L'on. Nicola Bono, Sottosegretario di Stato per i Beni e le Attività Culturali, ha presieduto, ieri una riunione, tenutasi presso la sede del Ministero, per definire la strategia per la costruzione delle opere di difesa idraulica e della sistemazione del sito archeologico di Ponte Lucano e del Mausoleo dei Plautii a Tivoli.
Alla riunione, oltre al Sottosegretario, erano presenti tra gli altri il Commissario Straordinario dell'ARDIS, ing. Francesco Mele, l'avv. Cristiana Luciani, dirigente del Ministero e consigliere comunale di Tivoli, il Segretario Generale dell'Autorità di Bacino del Fiume Tevere, ing. Roberto Grappelli, il Direttore Regionale per i Beni Culturali e Paesaggistici del Lazio, ing. Luciano Marchetti e l'assessore del Comune di Tivoli, d.ssa Franca Capone.

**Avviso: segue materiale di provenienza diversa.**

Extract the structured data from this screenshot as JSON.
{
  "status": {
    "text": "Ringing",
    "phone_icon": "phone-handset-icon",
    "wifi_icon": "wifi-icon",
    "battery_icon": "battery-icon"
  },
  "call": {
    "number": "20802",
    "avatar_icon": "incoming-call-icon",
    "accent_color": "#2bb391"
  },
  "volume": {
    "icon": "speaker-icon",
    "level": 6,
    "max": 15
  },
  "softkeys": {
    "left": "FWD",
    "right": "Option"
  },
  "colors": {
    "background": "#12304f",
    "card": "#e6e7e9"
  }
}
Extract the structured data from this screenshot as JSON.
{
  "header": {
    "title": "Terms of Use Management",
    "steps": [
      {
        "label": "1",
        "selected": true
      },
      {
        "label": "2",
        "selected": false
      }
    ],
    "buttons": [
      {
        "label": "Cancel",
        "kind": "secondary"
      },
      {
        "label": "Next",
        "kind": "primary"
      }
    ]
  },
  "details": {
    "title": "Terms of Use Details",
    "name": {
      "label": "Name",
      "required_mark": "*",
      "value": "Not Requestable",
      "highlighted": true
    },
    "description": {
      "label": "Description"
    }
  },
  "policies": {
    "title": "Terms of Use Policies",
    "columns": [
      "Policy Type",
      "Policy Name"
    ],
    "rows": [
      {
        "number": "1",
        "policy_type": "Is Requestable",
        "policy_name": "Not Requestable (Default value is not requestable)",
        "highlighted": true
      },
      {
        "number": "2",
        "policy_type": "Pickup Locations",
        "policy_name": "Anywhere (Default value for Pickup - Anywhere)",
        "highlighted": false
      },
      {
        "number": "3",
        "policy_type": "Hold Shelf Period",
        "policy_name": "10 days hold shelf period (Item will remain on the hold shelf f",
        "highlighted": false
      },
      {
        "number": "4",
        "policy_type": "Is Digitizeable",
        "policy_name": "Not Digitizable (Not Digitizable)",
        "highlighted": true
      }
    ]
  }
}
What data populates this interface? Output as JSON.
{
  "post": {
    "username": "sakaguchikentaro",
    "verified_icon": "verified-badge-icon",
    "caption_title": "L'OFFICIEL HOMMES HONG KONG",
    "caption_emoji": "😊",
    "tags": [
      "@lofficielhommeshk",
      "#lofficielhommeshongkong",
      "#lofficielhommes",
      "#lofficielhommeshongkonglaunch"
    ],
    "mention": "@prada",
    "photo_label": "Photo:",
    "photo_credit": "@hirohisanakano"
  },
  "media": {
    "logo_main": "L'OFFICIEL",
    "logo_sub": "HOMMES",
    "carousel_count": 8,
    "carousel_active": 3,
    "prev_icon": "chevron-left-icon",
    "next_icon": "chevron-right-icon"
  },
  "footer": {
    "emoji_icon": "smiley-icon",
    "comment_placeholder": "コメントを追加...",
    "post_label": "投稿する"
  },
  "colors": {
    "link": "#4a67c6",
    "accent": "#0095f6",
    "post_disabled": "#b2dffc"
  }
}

"Finalmente - ha dichiarato l'on. Nicola Bono - siamo arrivati a una conclusione della complessa vicenda relativa al sito archeologico di Ponte Lucano, a Tivoli. Nella riunione, infatti, si è arrivati alla firma di un protocollo d'intesa che individua una soluzione condivisa tra tutte le amministrazioni interessate, che consentirà l'avvio degli interventi per la definitiva sistemazione dell'intera area. Tra gli interventi concordati, per molti dei quali sono già disponibili i fondi relativi da parte dell'ARDIS, il primo e più evidente sarà l'abbassamento del muro di protezione degli argini del fiume Aniene, che costituisce uno dei principali elementi di disturbo per il paesaggio culturale del Mausoleo dei Plautii. Il muro verrà ridotto di circa 120 centimetri e, dopo un'accurata scelta del progetto, sarà finestrato con materiale trasparente, così da ottenere il minore impatto ambientale possibile".
"Per tutelare la popolazione dalle eventuali esondazioni del fiume - ha proseguito il Sottosegretario - verrà effettuato un dragaggio straordinario e verrà realizzato un impianto di smaltimento delle acque in concomitanza con le piene del fiume. Sarà, inoltre, realizzato un nuovo sistema fognario e, successivamente, verrà progettata e realizzata una nuova inalveazione del tratto di fiume interessato dai lavori".
"L'area del sito archeologico - ha concluso Bono - verrà a sua volta sistemata, così da consentire la necessaria fruibilità dell'intera zona che verrà attrezzata anche con verde pubblico e restituita ai cittadini di Tivoli e a tutte le migliaia di turisti che ogni anno si recano a visitare le bellezze della città, famosa in tutto il mondo per i due siti UNESCO di Villa D'Este e Villa Adriana, ma anche per lo splendido Mausoleo dei Plautii".